Second, there is a high possibility that the timing of the divorce subjects the reasoning for the divorce to challenge, and it could be deemed a sham divorce, thereby causing a lot more problems than solutions. Be very wary, you should consult an attorney regarding your specific circumstances to understand exactly how the law applies.
Third, divorce is not accomplished by simply saying “ok, let’s say we’re divorced “on paper.”” Divorce proceedings are a legal process in their own right, and require resources (paperwork, filings, time and money) and take a long time to finalize. In Wisconsin, by the time you receive a final decree of divorce, it may be that all of the “protectable” assets have already been spent.
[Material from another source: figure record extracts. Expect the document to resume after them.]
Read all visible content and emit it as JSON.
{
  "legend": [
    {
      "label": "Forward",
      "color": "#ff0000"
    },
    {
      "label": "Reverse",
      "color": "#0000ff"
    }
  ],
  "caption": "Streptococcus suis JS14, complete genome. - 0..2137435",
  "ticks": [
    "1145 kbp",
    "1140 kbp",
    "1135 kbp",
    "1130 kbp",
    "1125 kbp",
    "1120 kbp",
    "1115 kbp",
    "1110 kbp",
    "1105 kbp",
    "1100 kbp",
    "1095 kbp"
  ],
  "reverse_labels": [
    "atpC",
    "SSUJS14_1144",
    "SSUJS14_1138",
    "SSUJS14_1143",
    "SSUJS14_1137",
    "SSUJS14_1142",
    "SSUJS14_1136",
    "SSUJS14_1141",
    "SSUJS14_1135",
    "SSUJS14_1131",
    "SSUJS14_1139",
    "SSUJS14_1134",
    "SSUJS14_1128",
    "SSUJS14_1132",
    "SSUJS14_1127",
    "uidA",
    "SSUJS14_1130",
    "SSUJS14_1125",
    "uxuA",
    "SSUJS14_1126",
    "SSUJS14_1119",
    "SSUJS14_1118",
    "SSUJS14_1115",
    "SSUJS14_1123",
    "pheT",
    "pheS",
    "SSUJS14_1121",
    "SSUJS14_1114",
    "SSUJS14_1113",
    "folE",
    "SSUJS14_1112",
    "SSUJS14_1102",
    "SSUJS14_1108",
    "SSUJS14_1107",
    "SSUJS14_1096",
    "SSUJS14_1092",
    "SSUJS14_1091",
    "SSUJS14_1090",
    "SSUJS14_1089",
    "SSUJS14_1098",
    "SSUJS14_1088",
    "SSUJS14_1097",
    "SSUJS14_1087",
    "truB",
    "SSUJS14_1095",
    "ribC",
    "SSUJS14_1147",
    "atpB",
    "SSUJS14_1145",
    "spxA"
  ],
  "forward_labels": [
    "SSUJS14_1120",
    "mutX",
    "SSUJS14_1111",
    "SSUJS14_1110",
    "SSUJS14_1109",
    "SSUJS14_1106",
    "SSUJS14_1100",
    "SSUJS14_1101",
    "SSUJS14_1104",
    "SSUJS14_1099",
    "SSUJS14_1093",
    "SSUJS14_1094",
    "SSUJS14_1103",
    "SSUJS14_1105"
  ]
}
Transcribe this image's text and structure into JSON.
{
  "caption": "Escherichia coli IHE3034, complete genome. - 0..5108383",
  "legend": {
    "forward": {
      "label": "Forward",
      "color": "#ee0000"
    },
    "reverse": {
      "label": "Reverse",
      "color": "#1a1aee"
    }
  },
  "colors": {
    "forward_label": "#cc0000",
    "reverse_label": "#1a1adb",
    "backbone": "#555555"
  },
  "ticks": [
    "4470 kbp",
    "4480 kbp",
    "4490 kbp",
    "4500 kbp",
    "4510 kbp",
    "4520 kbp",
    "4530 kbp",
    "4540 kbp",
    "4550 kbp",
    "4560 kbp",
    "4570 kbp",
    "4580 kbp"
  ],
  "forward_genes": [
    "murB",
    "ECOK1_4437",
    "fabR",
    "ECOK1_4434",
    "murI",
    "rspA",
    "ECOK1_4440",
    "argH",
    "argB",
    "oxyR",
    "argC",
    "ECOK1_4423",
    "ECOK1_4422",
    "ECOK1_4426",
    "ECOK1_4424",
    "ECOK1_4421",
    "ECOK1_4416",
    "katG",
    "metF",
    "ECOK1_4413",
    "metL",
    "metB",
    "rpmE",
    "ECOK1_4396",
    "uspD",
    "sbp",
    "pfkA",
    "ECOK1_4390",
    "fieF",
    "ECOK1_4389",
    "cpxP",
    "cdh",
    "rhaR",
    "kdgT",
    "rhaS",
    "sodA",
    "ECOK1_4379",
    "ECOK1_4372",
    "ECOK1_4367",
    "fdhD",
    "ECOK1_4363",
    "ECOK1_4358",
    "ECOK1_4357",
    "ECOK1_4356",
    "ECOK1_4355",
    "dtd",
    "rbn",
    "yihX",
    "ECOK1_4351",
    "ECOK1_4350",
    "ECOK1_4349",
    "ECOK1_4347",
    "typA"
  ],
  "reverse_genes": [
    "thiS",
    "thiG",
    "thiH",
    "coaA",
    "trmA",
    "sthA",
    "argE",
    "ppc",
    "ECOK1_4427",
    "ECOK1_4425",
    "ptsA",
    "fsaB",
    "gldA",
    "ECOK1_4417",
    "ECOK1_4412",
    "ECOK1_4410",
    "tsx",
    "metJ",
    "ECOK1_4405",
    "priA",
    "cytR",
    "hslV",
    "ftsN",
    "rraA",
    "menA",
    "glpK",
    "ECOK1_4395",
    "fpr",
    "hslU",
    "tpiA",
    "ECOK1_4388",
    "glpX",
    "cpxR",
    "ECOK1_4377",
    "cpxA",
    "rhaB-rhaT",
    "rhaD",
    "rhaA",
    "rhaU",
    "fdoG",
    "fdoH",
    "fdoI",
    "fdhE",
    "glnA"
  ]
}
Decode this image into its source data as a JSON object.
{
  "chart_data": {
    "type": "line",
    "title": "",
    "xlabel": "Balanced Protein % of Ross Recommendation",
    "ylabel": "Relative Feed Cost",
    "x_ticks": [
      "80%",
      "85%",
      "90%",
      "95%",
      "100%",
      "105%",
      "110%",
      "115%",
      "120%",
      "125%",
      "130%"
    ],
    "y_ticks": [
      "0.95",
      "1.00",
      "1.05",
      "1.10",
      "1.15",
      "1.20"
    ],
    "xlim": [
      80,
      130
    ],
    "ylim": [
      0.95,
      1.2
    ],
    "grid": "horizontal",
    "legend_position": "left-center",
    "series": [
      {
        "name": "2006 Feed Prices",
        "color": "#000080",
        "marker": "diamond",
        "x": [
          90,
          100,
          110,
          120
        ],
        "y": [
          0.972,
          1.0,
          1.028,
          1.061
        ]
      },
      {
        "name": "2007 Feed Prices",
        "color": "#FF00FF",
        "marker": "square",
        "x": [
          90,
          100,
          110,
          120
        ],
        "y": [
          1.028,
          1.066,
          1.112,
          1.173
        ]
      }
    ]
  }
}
So let’s break down a few of the myths and the truths surrounding this issue. Oftentimes, people think that Medicare is going to provide for some coverage that’s necessary. Medicare might cover up to the first 100 days, for individuals over the age of 65, of the necessary care. However, once an individual is deemed to be in a long-term-care situation, in other words, they are no longer improving and no longer getting better to the point where they might be able to move from the high-care situation that they’re in, Medicare will cut off coverage. So it’s up to 100 days, it is not a guaranteed 100 days of coverage. That’s important to keep in mind. Then, once we’re past that Medicare coverage, the individual requiring the care and their spouse are responsible for paying the full cost of the care required until they meet the financial eligibility requirements of Medicaid. The couple is spending their money on the care – this is what we call the “spend-down”, because they are spending down until they meet the Medicaid eligibility requirements. Obviously, once you’ve spent $10,000 to pay a nursing home bill, your bank account balance will be “down.” Now keep in mind that Medicaid rules vary from state to state. So this is a very specific area. I understand the Medicaid rules under Wisconsin law as they’re currently written, so that is the rule framework that I typically comment and advise on. Each state has different exemptions and eligibility rules.
Once we’re in that spend-down, money is going out at a very quick rate. This is where the idea of a Medicaid divorce comes into play. The thought being if we divorce and assets are transferred to the healthy spouse, the one not requiring care, the institutionalized spouse will qualify for Medicaid, leaving all of the assets with the healthy spouse. And that’s not quite accurate.
In the first instance, Medicaid rules do not require one 100% spend down of all of the couple’s assets, there are some very specific exemptions that that allows a non-institutionalized spouse at least minimum assets to get by on – the so called “Spousal Impoverishment Rules.” The divorce may be challenged as a sham divorce, and the couple may be faced with a divestment penalty, and the divorce is a court process that will take time and resources – resource that may be better put to use in appropriate legitimate asset protection planning, or used for the care of the ill spouse and living expenses of the healthy spouse.
So that gets us to our punch line, how proper long term care planning can protect you from a Medicaid divorce from being in that situation in the first place where you’re looking for desperate moves to try to safeguard minimum assets. The bottom line is, there is no quick and easy panacea to avoid the high costs of long –term-care, and schemes made out of desperation usually have a high likelihood of failure and sometimes worse legal consequences than first considered.